By Bette Jean Crews, federation president


Farmers across Canada were alarmed with the media reports of Prime Minister Harper’s recent decision to consider joining the Trans-Pacific Partnership (TPP) and the potential cost to Canada’s agri-food industry.

In recent trade discussions at the Asia-Pacific Economic Co-operation Leaders Summit, Mr. Harper’s remarks were interpreted as a shift in his government’s economic and trade policies with the application to join the TPP. Media reports suggested the demise of Canada’s supply management system.

Trade Minister Ed Fast recently assured Parliament that the government won’t sacrifice farmers in the supply management sector to participate in the TPP trade talks.
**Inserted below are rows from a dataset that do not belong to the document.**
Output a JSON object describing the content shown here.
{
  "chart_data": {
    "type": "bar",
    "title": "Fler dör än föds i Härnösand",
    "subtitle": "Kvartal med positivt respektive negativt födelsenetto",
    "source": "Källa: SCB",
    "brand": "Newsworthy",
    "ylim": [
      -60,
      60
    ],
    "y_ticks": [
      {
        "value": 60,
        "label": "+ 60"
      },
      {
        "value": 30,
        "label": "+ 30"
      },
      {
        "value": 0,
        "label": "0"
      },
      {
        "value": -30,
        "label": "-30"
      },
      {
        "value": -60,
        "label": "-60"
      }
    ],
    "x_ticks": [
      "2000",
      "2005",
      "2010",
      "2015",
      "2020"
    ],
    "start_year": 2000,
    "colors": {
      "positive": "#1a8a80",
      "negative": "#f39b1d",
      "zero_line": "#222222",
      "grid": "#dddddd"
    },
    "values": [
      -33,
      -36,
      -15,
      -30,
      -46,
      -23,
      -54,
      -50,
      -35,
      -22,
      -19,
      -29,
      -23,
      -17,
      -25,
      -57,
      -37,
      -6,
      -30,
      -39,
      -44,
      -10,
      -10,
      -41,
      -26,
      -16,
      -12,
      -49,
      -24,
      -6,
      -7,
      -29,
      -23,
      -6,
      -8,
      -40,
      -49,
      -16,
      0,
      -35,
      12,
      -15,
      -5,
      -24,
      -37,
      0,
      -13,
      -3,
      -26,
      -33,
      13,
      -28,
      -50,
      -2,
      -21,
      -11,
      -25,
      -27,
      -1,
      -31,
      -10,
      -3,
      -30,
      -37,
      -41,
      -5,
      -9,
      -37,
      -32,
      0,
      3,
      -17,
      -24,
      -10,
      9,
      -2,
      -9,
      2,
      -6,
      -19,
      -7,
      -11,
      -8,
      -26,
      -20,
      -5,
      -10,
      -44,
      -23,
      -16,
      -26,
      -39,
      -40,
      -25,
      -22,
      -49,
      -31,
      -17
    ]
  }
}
That restatement of the Conservative campaign promise provides reassurance but the agricultural community across our country remains vigilant, as we always are in trade negotiations. 
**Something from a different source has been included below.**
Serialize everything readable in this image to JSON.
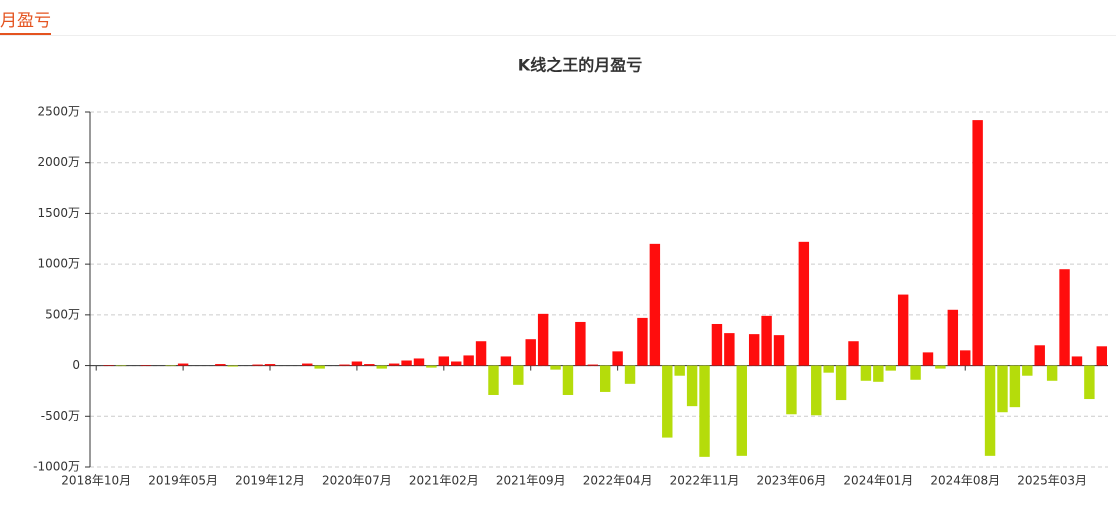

The Ontario Federation of Agriculture (OFA), on behalf of our members, supports supply management as a viable and profitable farm system that provides consistently priced, high quality products to Canadian consumers like milk, cheese, chicken and eggs.

Both Minister Fast and Agriculture Minister Gerry Ritz have said the Conservative government will stick to its 2011 campaign promise to protect the industry. Farmers are prepared, as always to work with them throughout the negotiations to ensure they can keep that promise.
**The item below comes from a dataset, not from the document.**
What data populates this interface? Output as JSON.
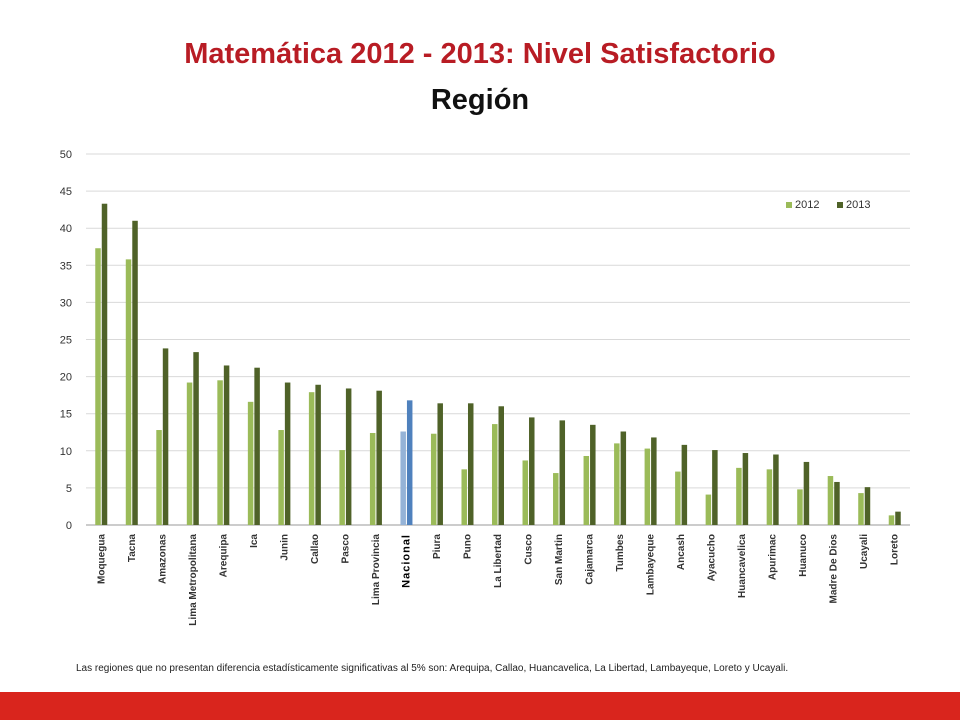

Countries currently participating countries in the TPP – New Zealand, in particular – are expected to apply considerable pressure to eliminate supply management in order for Canada to expand trade opportunities with the Asia-Pacific markets. However, all countries entering such negotiations work to protect sensitive sectors of their economies.

As in the past eight trade deals Canada has been involved with, countries will engage in negotiations knowing each others’ gives and takes. Supply management in Canada is not a give. OFA will work with our partners across the Canadian Federation of Agriculture to ensure our industry is thoroughly engaged in the negotiating process and all partners in the value chain have the opportunity to speak on behalf of our industry.

Together, we will continue to watch this situation closely and address concerns as they arise.

Meanwhile, to paraphrase Mark Twain, the (media) rumours of the demise of supply management are greatly exaggerated.